I am wanting to build a giant inkjet printer. I was thinking about taking a desktop printer and attaching it to an x and y axis scales up from the normal contrast ratio. I have heard of programs to scale up/down the resolution for you to print big pictures on 11x8.5 paper and you glue them together.this idea might could be used for a big printer. These huge printers are quite expensive and i want one without having a few thousand to spend. I would like to hear any ideas, criticisms, or alternatives.
How big do you want the printer to be?
you can make a robot moving freely around with one or more inkjet head.
X Y coordinates can be fetched from GPS or with the help of some indoor location system (how far am I from the 4 walls)
I am wanting a printer about 8' by 11.5'. I am also wanting the printer to stand up so i can print murals on the drywall. the programming of the inkjet head is too complex for me right now.
Google vertical plotters. They use two stepper motors to position a platen with a pen on a vertical surface. It would be challenging to adapt a print head, though.
Those print heads have to be a certain distance from the media to work. That means very straight guides over very flat walls that likely need to be coated with something that will take ink like paper.

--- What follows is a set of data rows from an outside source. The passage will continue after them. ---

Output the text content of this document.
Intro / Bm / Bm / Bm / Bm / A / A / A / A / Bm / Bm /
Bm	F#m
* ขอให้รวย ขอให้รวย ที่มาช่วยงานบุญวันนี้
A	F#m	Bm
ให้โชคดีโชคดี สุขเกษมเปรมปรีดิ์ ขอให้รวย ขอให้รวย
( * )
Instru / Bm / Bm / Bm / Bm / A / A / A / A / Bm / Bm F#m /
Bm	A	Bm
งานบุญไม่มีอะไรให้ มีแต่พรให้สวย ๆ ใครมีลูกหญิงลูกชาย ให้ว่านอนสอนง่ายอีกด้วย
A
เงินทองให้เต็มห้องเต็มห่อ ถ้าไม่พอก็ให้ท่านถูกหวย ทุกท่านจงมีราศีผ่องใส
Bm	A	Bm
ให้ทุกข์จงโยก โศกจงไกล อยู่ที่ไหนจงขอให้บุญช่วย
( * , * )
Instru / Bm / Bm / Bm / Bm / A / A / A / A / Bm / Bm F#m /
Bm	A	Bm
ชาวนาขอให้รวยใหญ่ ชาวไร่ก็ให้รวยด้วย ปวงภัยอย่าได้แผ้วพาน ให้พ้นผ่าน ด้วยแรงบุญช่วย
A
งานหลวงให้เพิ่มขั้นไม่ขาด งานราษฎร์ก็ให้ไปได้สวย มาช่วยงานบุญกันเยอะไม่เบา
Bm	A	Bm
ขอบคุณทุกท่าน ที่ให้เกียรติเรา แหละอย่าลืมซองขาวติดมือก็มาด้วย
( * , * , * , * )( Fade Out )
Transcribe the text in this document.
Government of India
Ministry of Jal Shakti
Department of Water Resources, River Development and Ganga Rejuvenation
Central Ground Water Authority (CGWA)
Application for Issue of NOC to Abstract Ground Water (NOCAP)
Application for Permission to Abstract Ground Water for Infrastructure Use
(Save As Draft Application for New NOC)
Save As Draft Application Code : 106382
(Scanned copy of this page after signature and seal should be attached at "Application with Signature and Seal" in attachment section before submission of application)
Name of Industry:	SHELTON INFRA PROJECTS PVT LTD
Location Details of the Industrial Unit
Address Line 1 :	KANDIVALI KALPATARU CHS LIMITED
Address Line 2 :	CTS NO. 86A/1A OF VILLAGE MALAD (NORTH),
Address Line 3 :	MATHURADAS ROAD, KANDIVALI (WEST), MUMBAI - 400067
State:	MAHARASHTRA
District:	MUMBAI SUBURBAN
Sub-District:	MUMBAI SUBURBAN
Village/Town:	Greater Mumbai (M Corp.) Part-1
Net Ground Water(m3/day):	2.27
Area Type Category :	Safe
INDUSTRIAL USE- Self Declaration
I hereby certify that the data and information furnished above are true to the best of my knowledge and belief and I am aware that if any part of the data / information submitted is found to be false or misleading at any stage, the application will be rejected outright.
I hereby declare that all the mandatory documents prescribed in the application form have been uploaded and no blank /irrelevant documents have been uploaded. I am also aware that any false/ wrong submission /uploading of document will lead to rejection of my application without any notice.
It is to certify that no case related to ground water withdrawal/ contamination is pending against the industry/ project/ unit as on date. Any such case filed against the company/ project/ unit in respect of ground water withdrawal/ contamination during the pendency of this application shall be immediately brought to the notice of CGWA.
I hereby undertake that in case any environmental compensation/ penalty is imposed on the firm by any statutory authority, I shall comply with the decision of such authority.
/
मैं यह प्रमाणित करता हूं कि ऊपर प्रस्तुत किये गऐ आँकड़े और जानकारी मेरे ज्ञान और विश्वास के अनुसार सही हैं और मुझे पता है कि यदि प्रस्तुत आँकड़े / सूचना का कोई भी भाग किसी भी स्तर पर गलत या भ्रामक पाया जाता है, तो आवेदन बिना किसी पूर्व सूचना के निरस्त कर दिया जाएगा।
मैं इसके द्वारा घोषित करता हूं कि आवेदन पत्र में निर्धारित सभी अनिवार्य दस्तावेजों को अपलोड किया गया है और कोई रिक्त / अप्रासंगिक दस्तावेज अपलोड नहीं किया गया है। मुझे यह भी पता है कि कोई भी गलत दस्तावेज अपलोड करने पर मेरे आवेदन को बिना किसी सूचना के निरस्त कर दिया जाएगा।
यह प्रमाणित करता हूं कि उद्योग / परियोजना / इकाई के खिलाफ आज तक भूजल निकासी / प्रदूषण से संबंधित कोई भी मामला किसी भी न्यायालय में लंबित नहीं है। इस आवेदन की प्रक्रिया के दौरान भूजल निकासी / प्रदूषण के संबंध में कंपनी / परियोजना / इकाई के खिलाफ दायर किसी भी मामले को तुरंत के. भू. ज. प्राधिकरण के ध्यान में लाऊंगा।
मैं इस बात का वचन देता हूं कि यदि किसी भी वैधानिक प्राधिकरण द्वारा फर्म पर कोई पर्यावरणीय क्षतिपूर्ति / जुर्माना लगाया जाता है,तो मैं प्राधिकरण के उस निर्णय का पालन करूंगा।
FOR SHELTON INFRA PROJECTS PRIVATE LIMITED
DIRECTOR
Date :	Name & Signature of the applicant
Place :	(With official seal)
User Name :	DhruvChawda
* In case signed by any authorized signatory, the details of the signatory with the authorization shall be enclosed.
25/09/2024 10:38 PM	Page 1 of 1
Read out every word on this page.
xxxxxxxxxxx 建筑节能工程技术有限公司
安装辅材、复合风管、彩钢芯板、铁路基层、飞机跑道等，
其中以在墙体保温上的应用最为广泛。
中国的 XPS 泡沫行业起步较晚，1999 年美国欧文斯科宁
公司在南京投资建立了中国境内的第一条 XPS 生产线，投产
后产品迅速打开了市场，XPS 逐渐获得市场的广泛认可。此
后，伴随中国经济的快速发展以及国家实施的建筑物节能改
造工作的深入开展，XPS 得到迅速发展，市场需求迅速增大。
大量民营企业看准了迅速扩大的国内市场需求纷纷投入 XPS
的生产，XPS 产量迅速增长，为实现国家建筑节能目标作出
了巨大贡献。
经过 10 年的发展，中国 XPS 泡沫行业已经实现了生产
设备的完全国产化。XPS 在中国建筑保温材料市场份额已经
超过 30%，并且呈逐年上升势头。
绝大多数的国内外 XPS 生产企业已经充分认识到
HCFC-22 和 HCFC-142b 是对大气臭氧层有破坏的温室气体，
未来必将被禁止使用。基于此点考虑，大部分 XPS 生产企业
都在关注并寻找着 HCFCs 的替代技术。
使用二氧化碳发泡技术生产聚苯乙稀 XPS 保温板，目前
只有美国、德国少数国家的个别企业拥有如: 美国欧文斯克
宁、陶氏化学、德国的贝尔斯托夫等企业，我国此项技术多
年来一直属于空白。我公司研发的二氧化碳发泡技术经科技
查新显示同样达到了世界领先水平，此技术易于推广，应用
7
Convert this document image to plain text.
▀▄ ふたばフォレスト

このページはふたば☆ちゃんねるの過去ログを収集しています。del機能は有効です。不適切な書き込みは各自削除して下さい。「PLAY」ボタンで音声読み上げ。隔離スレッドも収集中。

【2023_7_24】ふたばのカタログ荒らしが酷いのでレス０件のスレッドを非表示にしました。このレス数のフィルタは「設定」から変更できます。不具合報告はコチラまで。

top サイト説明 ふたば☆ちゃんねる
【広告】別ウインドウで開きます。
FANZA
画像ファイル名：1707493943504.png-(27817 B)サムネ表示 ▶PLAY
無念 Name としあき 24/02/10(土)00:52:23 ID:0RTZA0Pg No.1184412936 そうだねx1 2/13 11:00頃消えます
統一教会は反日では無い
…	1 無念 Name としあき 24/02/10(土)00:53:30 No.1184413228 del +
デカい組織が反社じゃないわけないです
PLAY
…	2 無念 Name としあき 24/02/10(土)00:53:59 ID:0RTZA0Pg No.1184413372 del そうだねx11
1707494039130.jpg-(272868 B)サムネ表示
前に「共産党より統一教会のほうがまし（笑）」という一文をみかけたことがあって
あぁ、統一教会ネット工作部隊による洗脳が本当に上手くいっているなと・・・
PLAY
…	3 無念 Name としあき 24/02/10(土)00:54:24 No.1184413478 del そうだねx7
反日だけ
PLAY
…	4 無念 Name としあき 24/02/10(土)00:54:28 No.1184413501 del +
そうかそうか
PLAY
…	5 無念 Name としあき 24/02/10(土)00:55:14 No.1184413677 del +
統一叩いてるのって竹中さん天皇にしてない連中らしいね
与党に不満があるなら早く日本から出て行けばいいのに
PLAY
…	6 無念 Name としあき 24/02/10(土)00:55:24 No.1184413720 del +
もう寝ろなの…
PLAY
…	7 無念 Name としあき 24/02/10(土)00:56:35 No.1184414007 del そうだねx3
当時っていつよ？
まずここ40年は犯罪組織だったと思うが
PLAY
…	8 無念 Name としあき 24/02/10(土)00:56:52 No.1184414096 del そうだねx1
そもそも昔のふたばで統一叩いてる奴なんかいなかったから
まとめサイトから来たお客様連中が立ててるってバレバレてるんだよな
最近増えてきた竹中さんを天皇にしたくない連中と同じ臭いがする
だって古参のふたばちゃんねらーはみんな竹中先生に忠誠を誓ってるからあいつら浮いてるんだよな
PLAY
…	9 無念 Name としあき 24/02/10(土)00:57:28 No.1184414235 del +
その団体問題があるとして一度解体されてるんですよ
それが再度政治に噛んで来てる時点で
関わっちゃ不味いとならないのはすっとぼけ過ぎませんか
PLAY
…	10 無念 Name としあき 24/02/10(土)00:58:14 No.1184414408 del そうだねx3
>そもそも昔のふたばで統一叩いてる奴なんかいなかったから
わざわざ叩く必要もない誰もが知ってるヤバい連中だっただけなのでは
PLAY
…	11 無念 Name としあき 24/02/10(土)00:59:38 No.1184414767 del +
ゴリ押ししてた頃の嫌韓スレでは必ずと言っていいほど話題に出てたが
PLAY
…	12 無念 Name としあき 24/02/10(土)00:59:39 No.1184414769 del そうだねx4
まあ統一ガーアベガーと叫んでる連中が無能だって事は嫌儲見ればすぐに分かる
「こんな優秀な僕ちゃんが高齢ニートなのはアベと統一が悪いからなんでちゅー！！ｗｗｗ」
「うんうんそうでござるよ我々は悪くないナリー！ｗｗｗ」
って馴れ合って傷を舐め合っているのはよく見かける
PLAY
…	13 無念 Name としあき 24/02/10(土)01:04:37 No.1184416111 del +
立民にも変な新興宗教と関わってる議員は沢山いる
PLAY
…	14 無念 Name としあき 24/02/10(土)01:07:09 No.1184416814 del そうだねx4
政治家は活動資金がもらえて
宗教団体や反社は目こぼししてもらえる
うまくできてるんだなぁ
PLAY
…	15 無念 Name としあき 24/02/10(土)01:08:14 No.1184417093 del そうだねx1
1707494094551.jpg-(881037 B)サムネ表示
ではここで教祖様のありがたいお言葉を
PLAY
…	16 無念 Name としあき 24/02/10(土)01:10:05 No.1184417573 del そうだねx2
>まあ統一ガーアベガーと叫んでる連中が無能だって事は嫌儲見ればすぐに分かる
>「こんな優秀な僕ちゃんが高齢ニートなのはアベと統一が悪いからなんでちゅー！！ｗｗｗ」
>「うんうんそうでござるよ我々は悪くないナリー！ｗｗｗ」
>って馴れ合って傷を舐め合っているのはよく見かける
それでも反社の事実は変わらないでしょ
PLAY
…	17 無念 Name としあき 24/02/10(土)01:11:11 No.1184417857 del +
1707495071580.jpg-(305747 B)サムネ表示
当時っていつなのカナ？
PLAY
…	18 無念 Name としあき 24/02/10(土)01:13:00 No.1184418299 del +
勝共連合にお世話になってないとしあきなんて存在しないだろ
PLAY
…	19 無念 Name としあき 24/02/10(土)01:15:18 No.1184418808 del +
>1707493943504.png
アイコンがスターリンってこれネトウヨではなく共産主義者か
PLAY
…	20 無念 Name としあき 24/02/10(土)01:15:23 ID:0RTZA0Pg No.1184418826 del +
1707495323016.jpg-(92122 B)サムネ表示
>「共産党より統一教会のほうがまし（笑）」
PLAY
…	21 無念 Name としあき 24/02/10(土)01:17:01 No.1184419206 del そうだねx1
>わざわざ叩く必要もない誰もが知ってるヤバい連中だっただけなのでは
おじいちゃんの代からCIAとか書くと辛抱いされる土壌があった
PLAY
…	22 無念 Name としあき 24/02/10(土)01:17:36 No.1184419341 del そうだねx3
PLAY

I'd like to make a big one that could do 1cm to 2cm pointillism with paint. Much slower but good work takes time. ![]()
Quite separately from any alignment problems I suspect you would have a problem using a standard inkjet print head on a large surface because the droplets stay the same (very small) size. It would be the same as printing enough A4 pages to cover the wall - about 144 for 8' x 11'
Have a close look at outdoor posters and you can see that the pixel size is actually very big. I don't think they have any more pixels than a regular photo.
I wonder would it be possible to make a printer that uses coloured markers (like an old HP plotter) in a pointillist fashion. The machine may have to wait for one colour to dry before doing the next colour to prevent contaminating the pens.
...R
Robin2:
I wonder would it be possible to make a printer that uses coloured markers (like an old HP plotter) in a pointillist fashion. The machine may have to wait for one colour to dry before doing the next colour to prevent contaminating the pens....R
Have you ever seen a Power Painter? They feed paint from the bucket through hoses to the rollers.
A sponge head servo-tapped might work.
GoForSmoke:
Have you ever seen a Power Painter? They feed paint from the bucket through hoses to the rollers.
A sponge head servo-tapped might work.
Very interesting.
There was an Arduino Thread about this polargraph idea a few months ago. I don't seem to have kept a link to the Thread. Maybe it would be a basis for the OP's requirement.
...R
LOL, get a barn wall, a servo controlled mounted paintgun and lots of different shade paintballs.
I researched this many years ago and I think it can be done
x and y are the minor problems as they can be run from standard printer software. The harder part is going to be the addition of a z axis that's fast enough to compensate for the distance between the print head and the wall. Cd players had a way of laser measuring the distance to the disk and adjusting the lenses to match which would work except a lens is tiny a complete print head including cartridges would be a beast to move at high speed.
the software thats used to tile a picture for printing can also hide line up markers in the print. These are single pixels that you could use to manually line up the rig for the next tile using lasers or cross hairs so its possible. Larger x and y runners are also possible to move the whole print rig including its own x and y axis would work.
cartridges can be refilled after ever tile reducing the weight of the rig or refilled by gravity feed from the bottles.
My plan was to make a unit that could print photo quality pictures to office wall as artificial windows.
I never could come up with a plan for the z axis that could move fast enough with out shaking the unit.
Now theres things like the arduino and micro stepper motors it may be possible
gpop1:
The harder part is going to be the addition of a z axis that's fast enough to compensate for the distance between the print head and the wall.
They call them "wheels".
Keeping a printhead close to a wall at a few cm/sec shouldn't be as hard if the distance sense and adjust is built into the head. Just check your printer for how close it will need to be.